To address this gap, structured counseling sessions were implemented during the course of the study. Patients were educated about the benefits of NTEP, the importance of completing the full treatment regimen, and the procedures for enrolling in the Nikshay portal. As a result, all patients were successfully registered on the platform following the intervention, achieving a 100% enrollment rate. More importantly, treatment adherence reached 93.5% at the six-month follow-up. In the context of ocular tuberculosis—where symptomatic relief may tempt patients to discontinue therapy prematurely—such a high adherence rate is remarkable and highlights the powerful impact of patient education and supportive healthcare policies [37].

 

Limitations and Future Perspectives

Although the findings of this study offer valuable insights, certain limitations must be acknowledged. First, as a hospital-based study conducted in a tertiary care center, the results may be influenced by referral bias. Patients who present to tertiary facilities often have more severe disease or better access to healthcare resources, which may not fully represent the broader community population. Second, while clinical and immunological criteria were used for diagnosis, universal molecular confirmation using polymerase chain reaction (PCR) was not feasible for all cases due to cost and technical constraints. The development of affordable and minimally invasive molecular diagnostics for ocular fluids could significantly enhance diagnostic accuracy in future studies.

 

Additionally, the follow-up period of six months primarily focused on short-term visual outcomes.

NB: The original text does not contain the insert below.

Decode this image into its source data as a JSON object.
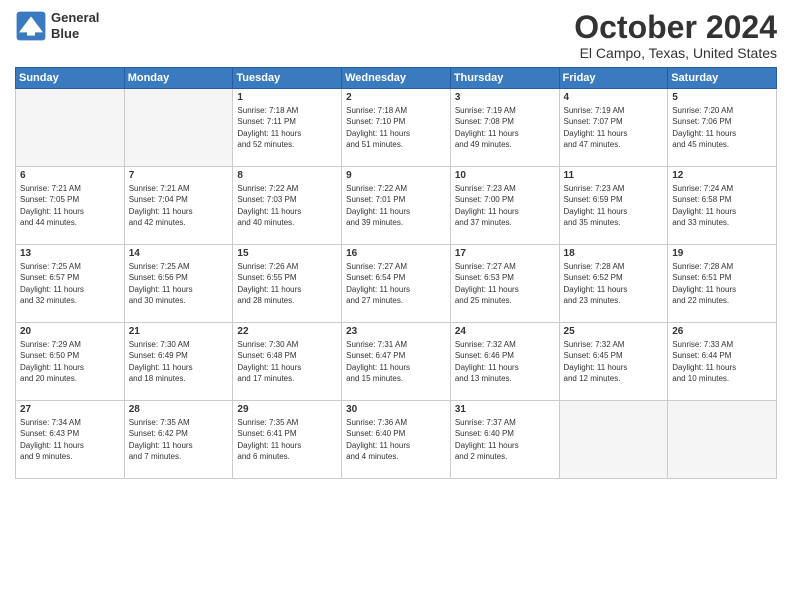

Long-term follow-up extending over two to five years would provide valuable information regarding recurrence rates, chronic complications, and sustained visual recovery following treatment. Future multicenter studies incorporating larger patient populations and advanced molecular diagnostics may further clarify the epidemiology and optimal management strategies for ocular tuberculosis [38].

 

CONCLUSION

In conclusion, ocular tuberculosis represents a complex and often underdiagnosed manifestation of systemic tuberculosis, particularly in countries with high disease burden such as India. The findings of this study highlight the diverse clinical presentations of intraocular TB, the diagnostic challenges associated with microbiological confirmation, and the significant visual morbidity that can occur if treatment is delayed. At the same time, the substantial visual improvement observed following appropriate anti-tubercular therapy demonstrates that early diagnosis and timely intervention can effectively reverse the course of the disease.

 

Equally important is the role of public health initiatives such as the National Tuberculosis Elimination Program. By providing free treatment and nutritional support, these programs remove critical financial barriers and improve treatment adherence among vulnerable populations. However, the benefits of such initiatives can only be realized if patients are adequately informed and actively enrolled in these services.

 

Therefore, combating ocular tuberculosis requires an integrated approach that combines vigilant clinical diagnosis, timely therapeutic intervention, and effective public health outreach. When ophthalmologists, physicians, and public health systems work collaboratively, it becomes possible not only to restore vision but also to contribute meaningfully to the broader goal of eliminating tuberculosis in all its manifestations.